Amine Esseghir/TC Media Les techniciens de laboratoires se sont rassemblés devant l'hôpital du Sacré-Cœur pour dénoncer le projet de centralisation des laboratoires d'analyses Optilab.

Les employés membres de l’Alliance du personnel professionnel et technique de la santé et des services sociaux (APTS) de l’hôpital du Sacré-Cœur se sont rassemblés le 3 novembre pour dénoncer le projet Optilab, décidé par le ministre Gaëtan Barrette. Outre les pertes d’emplois qu’ils appréhendent, ils mettent en garde la population contre les risques qu’un tel projet pourrait engendrer.

Malgré la pluie, ils étaient une trentaine sur les 150 techniciens de laboratoire affiliés à l’APTS employés par l’hôpital Sacré-Cœur, à manifester sur le boulevard Gouin. Ils participaient à la journée de manifestation organisée par l’APTS partout au Québec contre le projet de centralisation des laboratoires (Optilab).

Optilab vise la création de 11 mégas structures d’analyses pour toute la province qui procéderont aux traitements des échantillons prélevés dans les centres hospitaliers et les CLSC.

Plus aucun prélèvement ne serait traité dans les hôpitaux qui reçoivent les patients. Avec Optilab, le ministre de la Santé espère réaliser une économie de 75 M$.

L’APTS craint quant à elle une perte de 1000 emplois dans tout le Québec. «On nous a déjà dit qu’il y aura une réduction du nombre d’heures de travail d’au moins 50%», indique Guillaume Chouinard, président de l’APTS à Sacré-Cœur.

La manifestation était également destinée à informer la population des conséquences d’une telle réorganisation. Pour les syndicalistes, les délais de transport et de transmission des résultats mettent en péril la santé des usagers.

Risques
M. Chouinard donne un exemple récent de l’utilité de la prise en charge des prélèvements par un laboratoire au sein même de l’unité de soin. Il cite le cas d’un patient diagnostiqué pour une leucémie aiguë et hospitalisé la journée même parce que les résultats de ses analyses de sang effectuées à l’hôpital ont été obtenus en quelques heures.  «Avec Optilab, il aurait fallu attendre au mieux jusqu’au lendemain», souligne M. Chouinard.

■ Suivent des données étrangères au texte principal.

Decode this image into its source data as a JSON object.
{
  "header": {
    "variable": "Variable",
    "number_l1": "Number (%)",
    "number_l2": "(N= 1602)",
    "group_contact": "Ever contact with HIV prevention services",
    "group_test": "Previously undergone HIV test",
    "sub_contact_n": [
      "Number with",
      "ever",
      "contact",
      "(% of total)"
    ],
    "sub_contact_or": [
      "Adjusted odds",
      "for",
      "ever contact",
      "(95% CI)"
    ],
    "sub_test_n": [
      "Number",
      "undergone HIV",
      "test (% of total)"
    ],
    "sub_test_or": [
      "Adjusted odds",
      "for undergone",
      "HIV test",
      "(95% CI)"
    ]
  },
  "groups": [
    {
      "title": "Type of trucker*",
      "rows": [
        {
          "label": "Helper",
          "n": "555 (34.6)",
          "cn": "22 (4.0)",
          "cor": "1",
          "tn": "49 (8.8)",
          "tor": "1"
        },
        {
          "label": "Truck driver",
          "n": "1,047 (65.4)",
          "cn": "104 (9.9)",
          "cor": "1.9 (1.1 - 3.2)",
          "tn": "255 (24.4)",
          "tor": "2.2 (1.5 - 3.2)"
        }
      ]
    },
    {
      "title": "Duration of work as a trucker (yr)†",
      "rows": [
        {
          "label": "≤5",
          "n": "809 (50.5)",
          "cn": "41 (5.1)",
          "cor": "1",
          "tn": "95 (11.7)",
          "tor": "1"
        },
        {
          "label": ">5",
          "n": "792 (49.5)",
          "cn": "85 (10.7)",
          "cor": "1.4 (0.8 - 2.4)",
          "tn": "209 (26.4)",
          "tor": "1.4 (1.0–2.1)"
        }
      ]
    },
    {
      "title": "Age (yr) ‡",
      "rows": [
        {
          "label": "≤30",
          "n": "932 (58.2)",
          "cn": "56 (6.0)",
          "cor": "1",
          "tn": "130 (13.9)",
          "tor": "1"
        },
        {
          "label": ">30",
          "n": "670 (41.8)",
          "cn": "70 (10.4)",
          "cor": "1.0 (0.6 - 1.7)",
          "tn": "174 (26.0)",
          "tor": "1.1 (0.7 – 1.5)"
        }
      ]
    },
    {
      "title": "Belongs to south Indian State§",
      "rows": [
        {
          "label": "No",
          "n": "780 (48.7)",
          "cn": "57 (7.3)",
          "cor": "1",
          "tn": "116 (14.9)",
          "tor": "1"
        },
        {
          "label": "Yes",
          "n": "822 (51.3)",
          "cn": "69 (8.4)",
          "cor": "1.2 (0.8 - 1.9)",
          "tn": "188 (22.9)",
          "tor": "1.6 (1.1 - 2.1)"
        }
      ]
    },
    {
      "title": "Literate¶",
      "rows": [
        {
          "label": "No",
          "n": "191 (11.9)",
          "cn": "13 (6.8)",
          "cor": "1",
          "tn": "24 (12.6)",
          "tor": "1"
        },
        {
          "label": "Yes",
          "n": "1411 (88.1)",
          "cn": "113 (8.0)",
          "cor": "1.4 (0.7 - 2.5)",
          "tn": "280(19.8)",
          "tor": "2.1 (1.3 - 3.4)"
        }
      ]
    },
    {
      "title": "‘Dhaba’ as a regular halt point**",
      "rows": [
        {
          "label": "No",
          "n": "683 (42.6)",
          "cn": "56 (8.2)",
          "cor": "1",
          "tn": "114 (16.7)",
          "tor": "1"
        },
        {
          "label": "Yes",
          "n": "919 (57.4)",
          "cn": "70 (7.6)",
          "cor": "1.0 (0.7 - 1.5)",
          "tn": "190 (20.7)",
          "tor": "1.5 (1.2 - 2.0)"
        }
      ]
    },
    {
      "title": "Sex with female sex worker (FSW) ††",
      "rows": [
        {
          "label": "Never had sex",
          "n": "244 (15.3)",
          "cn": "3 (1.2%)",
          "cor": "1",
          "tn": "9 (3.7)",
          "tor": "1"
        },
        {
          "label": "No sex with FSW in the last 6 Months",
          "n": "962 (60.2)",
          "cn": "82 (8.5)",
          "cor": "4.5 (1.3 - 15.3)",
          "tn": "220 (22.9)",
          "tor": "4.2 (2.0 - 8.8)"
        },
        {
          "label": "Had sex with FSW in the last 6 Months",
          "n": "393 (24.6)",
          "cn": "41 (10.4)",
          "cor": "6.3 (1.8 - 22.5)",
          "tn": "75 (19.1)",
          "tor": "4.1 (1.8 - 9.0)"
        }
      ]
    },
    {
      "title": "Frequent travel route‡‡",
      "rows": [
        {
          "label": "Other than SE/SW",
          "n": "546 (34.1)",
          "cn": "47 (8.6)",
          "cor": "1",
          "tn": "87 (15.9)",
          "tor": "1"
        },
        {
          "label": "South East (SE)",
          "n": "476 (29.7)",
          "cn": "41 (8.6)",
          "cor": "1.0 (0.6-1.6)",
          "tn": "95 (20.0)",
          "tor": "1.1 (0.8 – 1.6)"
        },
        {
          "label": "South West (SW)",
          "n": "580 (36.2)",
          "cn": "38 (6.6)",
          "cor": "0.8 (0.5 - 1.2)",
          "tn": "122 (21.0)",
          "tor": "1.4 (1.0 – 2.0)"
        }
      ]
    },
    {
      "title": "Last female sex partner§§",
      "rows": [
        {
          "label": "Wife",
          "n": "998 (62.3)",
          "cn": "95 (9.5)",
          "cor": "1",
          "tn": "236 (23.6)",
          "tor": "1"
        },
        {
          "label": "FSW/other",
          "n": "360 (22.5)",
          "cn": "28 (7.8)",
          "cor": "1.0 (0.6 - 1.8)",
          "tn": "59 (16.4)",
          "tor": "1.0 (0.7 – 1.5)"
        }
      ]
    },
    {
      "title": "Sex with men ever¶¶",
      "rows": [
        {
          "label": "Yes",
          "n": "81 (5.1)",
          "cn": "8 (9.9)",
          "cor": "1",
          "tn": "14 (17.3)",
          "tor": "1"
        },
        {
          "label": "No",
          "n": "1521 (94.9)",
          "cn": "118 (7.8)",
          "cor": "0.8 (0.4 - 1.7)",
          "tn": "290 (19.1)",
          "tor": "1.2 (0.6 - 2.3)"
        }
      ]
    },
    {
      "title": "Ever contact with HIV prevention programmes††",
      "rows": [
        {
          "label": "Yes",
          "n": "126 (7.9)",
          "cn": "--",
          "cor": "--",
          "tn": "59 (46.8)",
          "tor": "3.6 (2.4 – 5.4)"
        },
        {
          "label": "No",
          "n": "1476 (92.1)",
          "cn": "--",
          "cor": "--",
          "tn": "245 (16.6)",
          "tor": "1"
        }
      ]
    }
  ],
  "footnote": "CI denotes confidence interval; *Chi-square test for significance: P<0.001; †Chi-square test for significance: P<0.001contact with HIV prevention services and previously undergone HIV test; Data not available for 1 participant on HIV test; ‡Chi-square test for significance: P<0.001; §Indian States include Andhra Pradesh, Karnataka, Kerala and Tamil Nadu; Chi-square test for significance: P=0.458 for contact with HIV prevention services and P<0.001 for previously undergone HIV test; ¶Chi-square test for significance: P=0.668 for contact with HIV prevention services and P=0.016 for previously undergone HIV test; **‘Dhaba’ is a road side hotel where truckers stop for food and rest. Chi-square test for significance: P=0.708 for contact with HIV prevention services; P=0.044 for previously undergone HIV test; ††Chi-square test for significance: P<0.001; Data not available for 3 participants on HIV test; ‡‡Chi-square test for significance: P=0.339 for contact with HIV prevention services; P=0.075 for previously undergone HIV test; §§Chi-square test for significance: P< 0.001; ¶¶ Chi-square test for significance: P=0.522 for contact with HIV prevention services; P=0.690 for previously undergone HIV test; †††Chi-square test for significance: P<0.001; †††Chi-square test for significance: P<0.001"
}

Les prélèvements du Sacré-Cœur seront traités au Centre hospitalier universitaire de Montréal (CHUM) qui sera le centre serveur pour plusieurs hôpitaux du Nord-Est de la métropole. «Pour nous, les échantillons devront parcourir une dizaine de kilomètres, en région on parle de centaine de kilomètres», observe M. Chouinard.

L’APTS revendique un moratoire pour la mise en place d’Optilab. Une pétition de 20 000 signatures a été présentée et une plainte a été déposée au Tribunal administratif du travail pour contester la méthode du ministre de la Santé.